– А я думаю, что ее тетка должна была быть довольна этим.

– Да, возможно. Она не любила Анн-Мари. Вдобавок, в музыке она просто кретинка. Очень не хочется говорить такие резкие слова о своей невесте, но это святая правда. Ах, так вы не знали, что я собирался жениться на миссис Рингвуд? Леди с довольно зрелым шармом, но от этого она не становится хуже; и если она не дружит с музами, то, по крайней мере, она теперь будет очень, очень богата, в особенности потому, что вы, господа, были настолько любезны, что прекратили следствие по делу ее покойной племянницы. А я всегда могу спокойно послушать музыку в тишине моей операционной.
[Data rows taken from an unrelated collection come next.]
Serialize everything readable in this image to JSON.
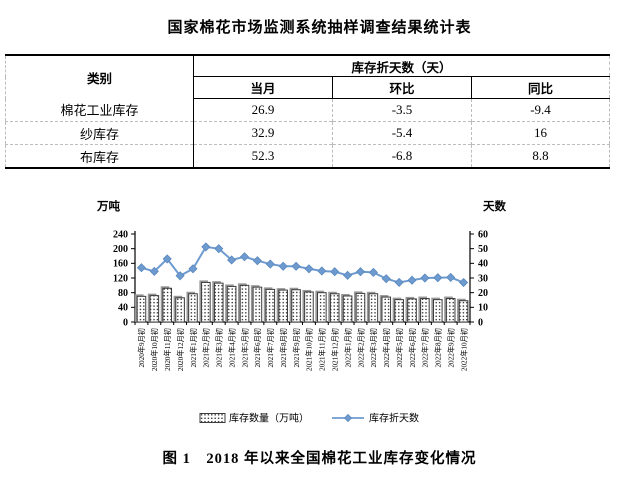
{
  "document": {
    "table_title": "国家棉花市场监测系统抽样调查结果统计表",
    "figure_caption": "图 1　2018 年以来全国棉花工业库存变化情况"
  },
  "table": {
    "category_header": "类别",
    "group_header": "库存折天数（天）",
    "sub_headers": [
      "当月",
      "环比",
      "同比"
    ],
    "rows": [
      {
        "category": "棉花工业库存",
        "current": "26.9",
        "mom": "-3.5",
        "yoy": "-9.4"
      },
      {
        "category": "纱库存",
        "current": "32.9",
        "mom": "-5.4",
        "yoy": "16"
      },
      {
        "category": "布库存",
        "current": "52.3",
        "mom": "-6.8",
        "yoy": "8.8"
      }
    ]
  },
  "chart_data": {
    "type": "bar",
    "title": "",
    "left_axis": {
      "title": "万吨",
      "min": 0,
      "max": 240,
      "step": 40
    },
    "right_axis": {
      "title": "天数",
      "min": 0,
      "max": 60,
      "step": 10
    },
    "grid": false,
    "legend_position": "bottom",
    "categories": [
      "2020年9月初",
      "2020年10月初",
      "2020年11月初",
      "2020年12月初",
      "2021年1月初",
      "2021年2月初",
      "2021年3月初",
      "2021年4月初",
      "2021年5月初",
      "2021年6月初",
      "2021年7月初",
      "2021年8月初",
      "2021年9月初",
      "2021年10月初",
      "2021年11月初",
      "2021年12月初",
      "2022年1月初",
      "2022年2月初",
      "2022年3月初",
      "2022年4月初",
      "2022年5月初",
      "2022年6月初",
      "2022年7月初",
      "2022年8月初",
      "2022年9月初",
      "2022年10月初"
    ],
    "series": [
      {
        "name": "库存数量（万吨）",
        "type": "bar",
        "axis": "left",
        "values": [
          70,
          72,
          92,
          66,
          77,
          108,
          106,
          97,
          100,
          95,
          89,
          87,
          88,
          82,
          80,
          77,
          71,
          78,
          77,
          68,
          61,
          63,
          64,
          61,
          64,
          58
        ]
      },
      {
        "name": "库存折天数",
        "type": "line",
        "axis": "right",
        "values": [
          37,
          34.5,
          43,
          31.5,
          36.3,
          51.2,
          50,
          42.3,
          44.5,
          41.8,
          39.5,
          38,
          38,
          36.3,
          34.8,
          34.3,
          31.8,
          34.3,
          33.8,
          29.5,
          27,
          28.5,
          30,
          30.2,
          30.4,
          26.9
        ]
      }
    ],
    "colors": {
      "line": "#6d9bd0",
      "line_marker_edge": "#5a88bd",
      "bar_fill": "#ffffff",
      "bar_dot": "#1a1a1a",
      "bar_border": "#3c3c3c",
      "bar_shadow": "#999999",
      "axis": "#000000"
    }
  }
}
Никто не может иметь сразу все.

– Я полагаю, миссис Рингвуд проживет как раз столько времени, сколько ей понадобится для оформления нового завещания, – услышал Слайдер собственный голос. То, что он сказал, было ужасно, но Хилдъярд не стал возражать, а, наоборот, хихикнул.

– Что вы, что вы, неужели я настолько неискусен? Вы должны были бы уже понять, инспектор, что когда миссис Рингвуд покинет этот мир, раньше или позже, то ничего подозрительного в ее смерти не будет. Ни у одного врача не возникнет ни малейших колебаний при выдаче свидетельства о смерти.

– Тогда почему вы убили Анн-Мари таким своеобразным способом? Вы же могли сделать ее смерть похожей на естественную или на самоубийство.

Лицо ветеринара на мгновение помрачнело, но голос оставался обычным.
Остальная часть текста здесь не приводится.